È possibile inserire il cliente in un training specifico di gruppo per la riduzione dello stress, come accade per i ritiri di meditazione mindfulness, basati sulla vipassana. Fin dalla fine degli anni Settanta dello scorso secolo esiste un protocollo standardizzato in tal senso, quale è quello conosciuto con l’acronimo MBSR – Mindfulness Based Stress Reduction (Kabat-Zinn, 2010) e sulla falsa riga di questo molti altri ne sono venuti (per una rassegna, Mace, 2010). La meditazione rimane tutt’ora la tecnica più conosciuta nell’ambito della psicologia della mindfulness, ma molti se ne discostano ultimamente, essendo spesso difficile chiedere ai clienti di sottoporsi a un training rigoroso. Attualmente, qualsiasi tecnica che concerna lo sviluppo dell’attenzione sul momento presente e un atteggiamento di accettazione è una tecnica di mindfulness (Hayes e Shenk, 2004). Trattasi di tecniche cognitive di mindfulness che possono essere adottate dal cliente in vivo, nel momento dello stress, per l’efficacia del coping piuttosto che come tecnica di recovery, come accade invece ad esempio con l’addestramento al rilassamento. Questa visione è condivisa sia dalla DBT –Dialectical e Behavioral Therapy (Linehan, 2001), che parla della abilità di mindfulness prima definite come osservazione, descrizione e partecipazione insieme alle qualità che costituiscono l’accettazione e di cui si è già discusso, sia dal modello riconosciuto oramai a livello internazionale dall’acronimo ACT –Acceptance And Commitement Therapy (Hayes et al., 1999; Harris, 1999), che, data la sua versatilità, è utilizzato ampiamente in diversi ambiti terapeutici, di counseling e di coaching, ed è stato recentemente oggetto di alcune pubblicazioni di tipo self-help (Harris, 2010; Hayes e Smith, 2010) e alle quali rimandiamo per gli approfondimenti (vedere anche Hayes et al, 1999; Harris, 2009).
Conclusioni
Non esiste ancora un modello di counseling psicologico basato sulla mindfulness,ma la letteratura su entrambi i temi ci ha permesso di individuare numerosi punti di contatto e obiettivi comuni, perciò i due approcci sono intuitivamente integrabili. Dall’analisi della letteratura sull’argomento e collegando tra loro le relative tematiche comuni, è stato possibile argomentare che la mindfulness nell’intervento di counseling sullo stress, integra e indirizza il colloquio verso il qui e ora. Essa altresì facilita, con apposite tecniche, sia meditative che non, lo sviluppo della consapevolezza, sia cognitiva, che emotiva, che corporea, oltre che, soprattutto, meta-cognitiva, ossia della strategie di fronteggiamento efficaci e basate sull’accettazione, invece che sul controllo e l’evitamento degli eventi privati indesiderati, promuovendo lo sviluppo del Sé.
Bibliografia
-
- Bishop S. R., Lau M., Shapiro S., Carlson L., Anderson N. D. (2004).Mindfulness: a Proposed Operational Definition. Clinical Psychology: Science And Practice, Vol 11, pp 230-241.

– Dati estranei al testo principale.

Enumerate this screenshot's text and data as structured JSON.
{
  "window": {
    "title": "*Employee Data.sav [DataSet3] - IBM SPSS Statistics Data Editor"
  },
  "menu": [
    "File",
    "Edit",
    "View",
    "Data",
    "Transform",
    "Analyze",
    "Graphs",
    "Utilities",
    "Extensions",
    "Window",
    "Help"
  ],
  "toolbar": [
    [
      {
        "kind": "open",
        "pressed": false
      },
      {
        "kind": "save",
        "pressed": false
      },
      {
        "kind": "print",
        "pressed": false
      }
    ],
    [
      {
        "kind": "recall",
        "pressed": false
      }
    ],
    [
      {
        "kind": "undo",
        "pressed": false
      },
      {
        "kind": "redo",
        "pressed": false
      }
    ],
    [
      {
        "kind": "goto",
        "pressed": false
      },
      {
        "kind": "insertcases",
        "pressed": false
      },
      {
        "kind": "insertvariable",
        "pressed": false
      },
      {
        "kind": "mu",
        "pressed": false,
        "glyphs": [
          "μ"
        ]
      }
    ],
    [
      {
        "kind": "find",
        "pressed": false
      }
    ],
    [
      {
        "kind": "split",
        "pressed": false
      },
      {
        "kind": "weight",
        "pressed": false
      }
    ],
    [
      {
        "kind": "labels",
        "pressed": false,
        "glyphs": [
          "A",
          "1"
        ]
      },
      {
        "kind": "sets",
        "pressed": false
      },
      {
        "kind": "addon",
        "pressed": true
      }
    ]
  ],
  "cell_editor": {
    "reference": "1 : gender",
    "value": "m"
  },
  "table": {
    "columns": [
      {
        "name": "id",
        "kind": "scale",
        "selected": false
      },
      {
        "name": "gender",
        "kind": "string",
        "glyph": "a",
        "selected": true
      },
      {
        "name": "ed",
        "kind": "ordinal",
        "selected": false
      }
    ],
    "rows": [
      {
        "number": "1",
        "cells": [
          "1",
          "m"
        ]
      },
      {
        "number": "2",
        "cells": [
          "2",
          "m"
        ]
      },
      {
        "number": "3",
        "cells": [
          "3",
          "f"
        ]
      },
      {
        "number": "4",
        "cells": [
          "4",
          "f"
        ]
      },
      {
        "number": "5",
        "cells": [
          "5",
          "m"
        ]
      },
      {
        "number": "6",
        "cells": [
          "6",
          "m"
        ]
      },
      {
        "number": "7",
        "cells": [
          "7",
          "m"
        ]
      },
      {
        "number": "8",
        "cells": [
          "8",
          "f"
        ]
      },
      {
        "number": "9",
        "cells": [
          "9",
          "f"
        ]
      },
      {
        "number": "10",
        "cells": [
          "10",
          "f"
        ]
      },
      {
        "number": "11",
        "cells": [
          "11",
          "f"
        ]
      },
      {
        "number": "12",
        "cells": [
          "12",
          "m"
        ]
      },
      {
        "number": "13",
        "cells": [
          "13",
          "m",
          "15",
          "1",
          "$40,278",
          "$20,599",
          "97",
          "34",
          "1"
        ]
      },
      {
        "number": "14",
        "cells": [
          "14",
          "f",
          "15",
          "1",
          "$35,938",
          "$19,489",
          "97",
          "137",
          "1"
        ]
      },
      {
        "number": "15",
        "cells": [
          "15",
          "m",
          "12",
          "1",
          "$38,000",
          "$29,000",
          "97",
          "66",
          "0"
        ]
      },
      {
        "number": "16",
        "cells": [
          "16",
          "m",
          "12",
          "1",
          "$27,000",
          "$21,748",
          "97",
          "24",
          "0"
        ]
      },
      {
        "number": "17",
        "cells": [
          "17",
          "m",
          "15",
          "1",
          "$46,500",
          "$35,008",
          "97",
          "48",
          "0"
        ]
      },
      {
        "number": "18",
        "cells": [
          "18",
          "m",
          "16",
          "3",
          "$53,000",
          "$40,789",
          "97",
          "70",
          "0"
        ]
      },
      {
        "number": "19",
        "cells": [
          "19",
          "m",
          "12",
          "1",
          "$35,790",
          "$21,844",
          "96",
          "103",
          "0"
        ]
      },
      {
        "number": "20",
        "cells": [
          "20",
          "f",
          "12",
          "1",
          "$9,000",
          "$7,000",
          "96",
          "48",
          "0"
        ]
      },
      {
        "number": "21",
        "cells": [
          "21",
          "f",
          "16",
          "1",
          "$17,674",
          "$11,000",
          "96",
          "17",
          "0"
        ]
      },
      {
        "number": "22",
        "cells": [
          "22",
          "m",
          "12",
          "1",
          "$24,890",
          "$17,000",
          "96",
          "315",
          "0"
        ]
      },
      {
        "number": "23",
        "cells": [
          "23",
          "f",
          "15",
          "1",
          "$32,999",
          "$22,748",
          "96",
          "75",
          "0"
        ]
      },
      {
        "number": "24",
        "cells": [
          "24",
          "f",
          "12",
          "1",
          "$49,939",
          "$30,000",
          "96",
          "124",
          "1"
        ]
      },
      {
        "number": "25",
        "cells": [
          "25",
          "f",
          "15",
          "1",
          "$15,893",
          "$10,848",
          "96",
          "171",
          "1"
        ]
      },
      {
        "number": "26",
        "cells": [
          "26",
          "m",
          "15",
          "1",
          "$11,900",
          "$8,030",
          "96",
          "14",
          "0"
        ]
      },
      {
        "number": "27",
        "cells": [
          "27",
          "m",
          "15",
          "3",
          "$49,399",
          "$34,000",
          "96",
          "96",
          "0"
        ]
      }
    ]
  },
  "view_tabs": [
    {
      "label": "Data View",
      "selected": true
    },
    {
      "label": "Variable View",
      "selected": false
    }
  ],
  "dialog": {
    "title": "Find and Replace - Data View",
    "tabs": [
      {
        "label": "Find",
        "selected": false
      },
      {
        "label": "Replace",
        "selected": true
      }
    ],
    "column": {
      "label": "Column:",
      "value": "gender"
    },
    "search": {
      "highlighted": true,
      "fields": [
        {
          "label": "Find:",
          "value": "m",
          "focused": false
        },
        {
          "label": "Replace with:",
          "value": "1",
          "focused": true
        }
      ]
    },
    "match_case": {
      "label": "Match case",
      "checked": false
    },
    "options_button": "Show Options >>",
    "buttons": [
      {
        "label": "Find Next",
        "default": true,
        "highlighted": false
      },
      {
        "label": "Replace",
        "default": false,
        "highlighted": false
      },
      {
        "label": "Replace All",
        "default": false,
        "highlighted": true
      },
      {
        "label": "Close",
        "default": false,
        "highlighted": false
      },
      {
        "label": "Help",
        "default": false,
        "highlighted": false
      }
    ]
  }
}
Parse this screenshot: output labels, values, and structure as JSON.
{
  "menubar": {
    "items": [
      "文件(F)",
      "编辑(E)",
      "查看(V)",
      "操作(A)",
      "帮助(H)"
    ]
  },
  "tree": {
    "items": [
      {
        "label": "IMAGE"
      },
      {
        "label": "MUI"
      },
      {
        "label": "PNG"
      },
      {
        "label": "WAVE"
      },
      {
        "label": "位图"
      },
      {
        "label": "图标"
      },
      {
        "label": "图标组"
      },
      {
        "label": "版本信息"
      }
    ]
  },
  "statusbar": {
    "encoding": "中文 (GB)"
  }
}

- Csikszentmihàly, M. (1990). Flow and the Psychology of Optimal Experience. Harper and Row, New York.
- Harris R. (2009). ACT Made Simple. New Harbinger, Oakland.
- Harris R. (2010). La Trappola della Felicità. Erickson, Trento.
- Hayes S., Shenk, C. (2004). Operationalizing Mindfulness without Unnecessary Attachements. Clinical Psychology: Science and Practice, Vol 11, pp 249-254.
- Hayes, S., Smith, S. (2010). Smetti di Soffrire e Inizia a Vivere. Franco Angeli, Milano.
- Hayes, S., Strosahl, S. Wilson K. (1999). Acceptance and Commitment Therapy. Guilford, New York.
- Kabat Zinn J. (2010). Vivere Momento per Momento. Tea, Milano.
- Linehan, M. (2001). Trattamento Cognitivo-Comportamentale del Disturbo Borderline. Cortina, Milano.
- Mace C. (2010). Mindfulness e Salute Mentale. Astrolabio, Roma.
- Mearns D., Thorne B. (2009). Counseling Centrato sulla Persona. Erickson, Trento.
- Segal, Z. Williams, J. Teasdale J. (2006). Mindufulness. Bollati Boringhieri, Torino.
- Svagito (2010). Lo Zen e l’Arte di Fare Terapia. Urra, Milano.